I would rather fuck Art Shell's momma though. Just so I could wake up in the morning, go downstairs in my boxers and tell him "Boy there's a new man around here and there's gonna be some changes. Now go get me my paper cuz I'm tired from fuckin yo momma all night"

Sure the Seahawks beat da Raiders. Then it rained for 40 days and 40 nights until Al Davis descended from Mount Ranier and saw that it was good.

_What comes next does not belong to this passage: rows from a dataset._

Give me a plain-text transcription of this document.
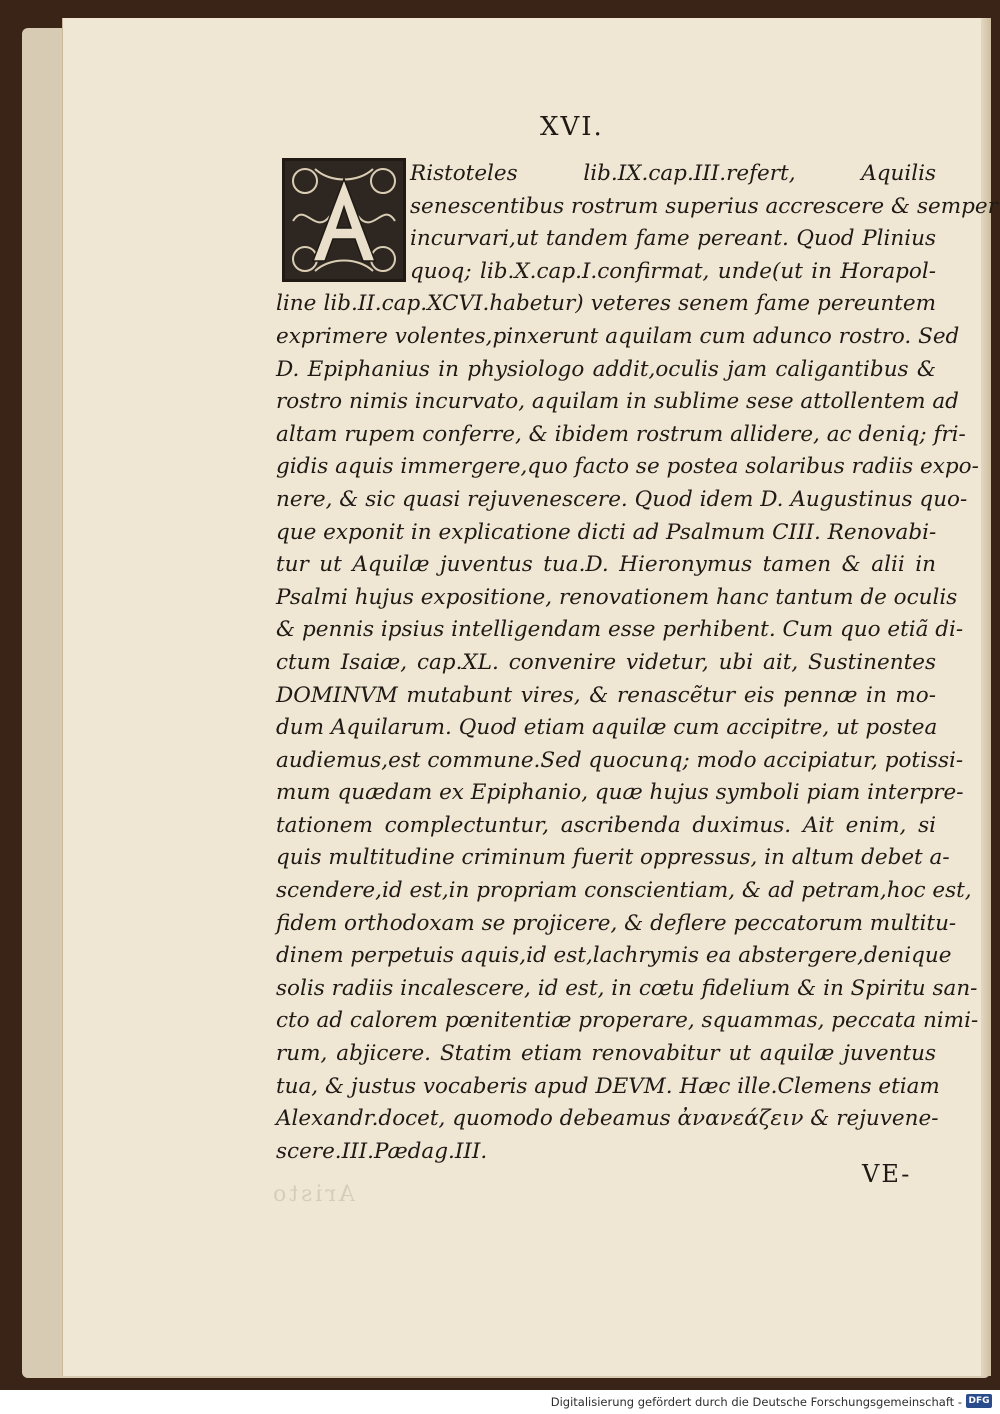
XVI.
Ristoteles lib.IX.cap.III.refert, Aquilis
senescentibus rostrum superius accrescere & semper
incurvari,ut tandem fame pereant. Quod Plinius
quoq; lib.X.cap.I.confirmat, unde(ut in Horapol-
line lib.II.cap.XCVI.habetur) veteres senem fame pereuntem
exprimere volentes,pinxerunt aquilam cum adunco rostro. Sed
D. Epiphanius in physiologo addit,oculis jam caligantibus &
rostro nimis incurvato, aquilam in sublime sese attollentem ad
altam rupem conferre, & ibidem rostrum allidere, ac deniq; fri-
gidis aquis immergere,quo facto se postea solaribus radiis expo-
nere, & sic quasi rejuvenescere. Quod idem D. Augustinus quo-
que exponit in explicatione dicti ad Psalmum CIII. Renovabi-
tur ut Aquilæ juventus tua.D. Hieronymus tamen & alii in
Psalmi hujus expositione, renovationem hanc tantum de oculis
& pennis ipsius intelligendam esse perhibent. Cum quo etiã di-
ctum Isaiæ, cap.XL. convenire videtur, ubi ait, Sustinentes
DOMINVM mutabunt vires, & renascẽtur eis pennæ in mo-
dum Aquilarum. Quod etiam aquilæ cum accipitre, ut postea
audiemus,est commune.Sed quocunq; modo accipiatur, potissi-
mum quædam ex Epiphanio, quæ hujus symboli piam interpre-
tationem complectuntur, ascribenda duximus. Ait enim, si
quis multitudine criminum fuerit oppressus, in altum debet a-
scendere,id est,in propriam conscientiam, & ad petram,hoc est,
fidem orthodoxam se projicere, & deflere peccatorum multitu-
dinem perpetuis aquis,id est,lachrymis ea abstergere,denique
solis radiis incalescere, id est, in cœtu fidelium & in Spiritu san-
cto ad calorem pœnitentiæ properare, squammas, peccata nimi-
rum, abjicere. Statim etiam renovabitur ut aquilæ juventus
tua, & justus vocaberis apud DEVM. Hæc ille.Clemens etiam
Alexandr.docet, quomodo debeamus ἀνανεάζειν & rejuvene-
scere.III.Pædag.III.
VE-
Aristo
Digitalisierung gefördert durch die Deutsche Forschungsgemeinschaft - DFG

Oh, those sad, sad Raiders. No other team has ever been shut out *twice* in one season on MNF. It's already a long year.

As a man currently in a two-month-long fight against a prostate infection stronger than Warren Sapp's bed springs, I can honestly say that I'd rather watch a losing team than have a prostate infection. Although, Tod, I suppose you might like making one pee an all-day event.

As a Seahawks fan, I say "cry me a fucking river, Super Bowl winner." For every one of your Billy Joe-led type teams, we've had Sean Salisbury, Dan McGwire, Rick Mirer...and the big-daddy with the all-time NFL record for fumbles by a quarterback, Dave Krieg. (Krieg was so great, he went to a college that actually folded while his team was at an away game!)

At least you know what it feels like to have your team win a Superbowl (or a World Series, for that matter.) Here in Seattle, all we know is coming up short in the Superbowl, coming up short in the ALCS, winning an NBA championship in what most experts consider the low-point in the league's quality, and for those nearing 100 years old, winning the Stanley Cup (and then tying for it when the team got isolated for exposure to the 1919 flu outbreak.)

But it was nice beating the Raiders on Monday Night!

Seahawks fan...you deserve that yeast infection...oops! Sorry, prostate infection. Don't kick a man when he's down. BAD things happen to you when you do that. baaahhhhddd.